The code snippet works fine on my machine(Linux/x86-64)
int main()
{
char* addr;
int rc;
int fd;
const size_t PAGE_SIZE = 4096; // assuming the page size is 4096
char buf[PAGE_SIZE];
memset(buf, 'x', sizeof(buf));
// error checking is ignored, for demonstration purpose
fd = open("abc", O_RDWR | O_CREAT, S_IWUSR | S_IRUSR);
ftruncate(fd, 0);
write(fd, buf, 4090);
// the file size is less than one page, but we allocate 2 page address space
addr = mmap(NULL, PAGE_SIZE * 2, PROT_WRITE, MAP_SHARED, fd, 0);
// it would crash if we read/write from addr[4096]
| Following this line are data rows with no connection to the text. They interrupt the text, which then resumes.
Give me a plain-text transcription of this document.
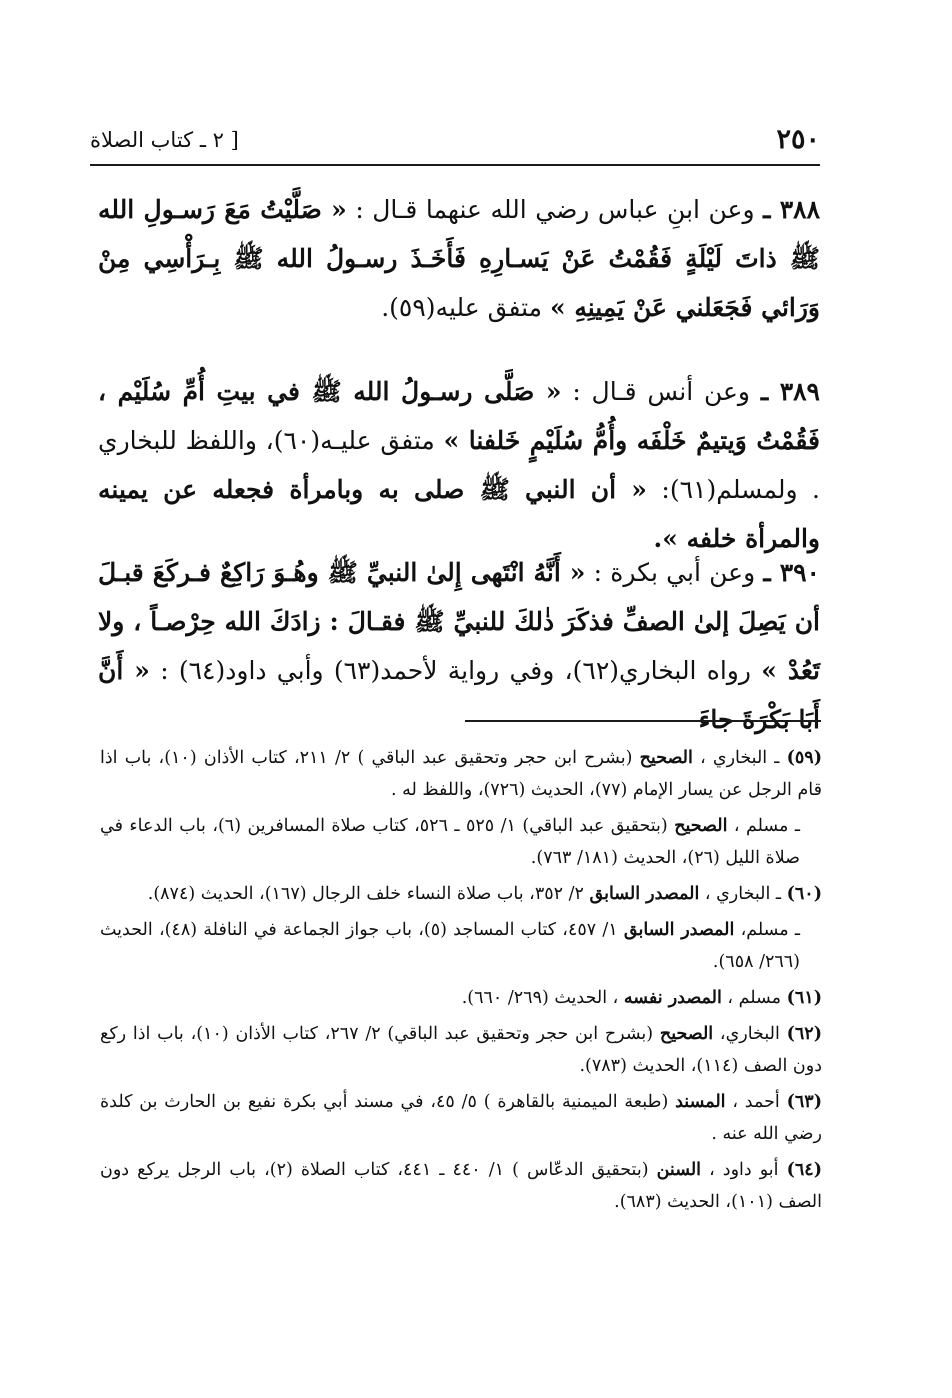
٢٥٠
[ ٢ ـ كتاب الصلاة
٣٨٨ ـ وعن ابنِ عباس رضي الله عنهما قـال : « صَلَّيْتُ مَعَ رَسـولِ الله ﷺ ذاتَ لَيْلَةٍ فَقُمْتُ عَنْ يَسـارِهِ فَأَخَـذَ رسـولُ الله ﷺ بِـرَأْسِي مِنْ وَرَائي فَجَعَلني عَنْ يَمِينِهِ » متفق عليه(٥٩).
٣٨٩ ـ وعن أنس قـال : « صَلَّى رسـولُ الله ﷺ في بيتِ أُمِّ سُلَيْم ، فَقُمْتُ وَيتيمٌ خَلْفَه وأُمُّ سُلَيْمٍ خَلفنا » متفق عليـه(٦٠)، واللفظ للبخاري . ولمسلم(٦١): « أن النبي ﷺ صلى به وبامرأة فجعله عن يمينه والمرأة خلفه ».
٣٩٠ ـ وعن أبي بكرة : « أَنَّهُ انْتَهى إِلىٰ النبيِّ ﷺ وهُـوَ رَاكِعٌ فـركَعَ قبـلَ أن يَصِلَ إلىٰ الصفِّ فذكَرَ ذٰلكَ للنبيِّ ﷺ فقـالَ : زادَكَ الله حِرْصـاً ، ولا تَعُدْ » رواه البخاري(٦٢)، وفي رواية لأحمد(٦٣) وأبي داود(٦٤) : « أَنَّ أَبَا بَكْرَةَ جاءَ
(٥٩) ـ البخاري ، الصحيح (بشرح ابن حجر وتحقيق عبد الباقي ) ٢/ ٢١١، كتاب الأذان (١٠)، باب اذا قام الرجل عن يسار الإمام (٧٧)، الحديث (٧٢٦)، واللفظ له .
ـ مسلم ، الصحيح (بتحقيق عبد الباقي) ١/ ٥٢٥ ـ ٥٢٦، كتاب صلاة المسافرين (٦)، باب الدعاء في صلاة الليل (٢٦)، الحديث (١٨١/ ٧٦٣).
(٦٠) ـ البخاري ، المصدر السابق ٢/ ٣٥٢، باب صلاة النساء خلف الرجال (١٦٧)، الحديث (٨٧٤).
ـ مسلم، المصدر السابق ١/ ٤٥٧، كتاب المساجد (٥)، باب جواز الجماعة في النافلة (٤٨)، الحديث (٢٦٦/ ٦٥٨).
(٦١) مسلم ، المصدر نفسه ، الحديث (٢٦٩/ ٦٦٠).
(٦٢) البخاري، الصحيح (بشرح ابن حجر وتحقيق عبد الباقي) ٢/ ٢٦٧، كتاب الأذان (١٠)، باب اذا ركع دون الصف (١١٤)، الحديث (٧٨٣).
(٦٣) أحمد ، المسند (طبعة الميمنية بالقاهرة ) ٥/ ٤٥، في مسند أبي بكرة نفيع بن الحارث بن كلدة رضي الله عنه .
(٦٤) أبو داود ، السنن (بتحقيق الدعّاس ) ١/ ٤٤٠ ـ ٤٤١، كتاب الصلاة (٢)، باب الرجل يركع دون الصف (١٠١)، الحديث (٦٨٣).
// extend the size after mmap
ftruncate(fd, PAGE_SIZE * 2);
// now we can access(read/write) addr[4096]...addr[4096*2 -1]
munmap(addr, PAGE_SIZE * 2);
close(fd);
exit(EXIT_SUCCESS);
}
But POSIX says:
If the size of the mapped file changes after the call to mmap() as a result of some other operation on the mapped file, the effect of references to portions of the mapped region that correspond to added or removed portions of the file is unspecified.
So I guess this is not a portable way. But is it guaranteed to work on Linux?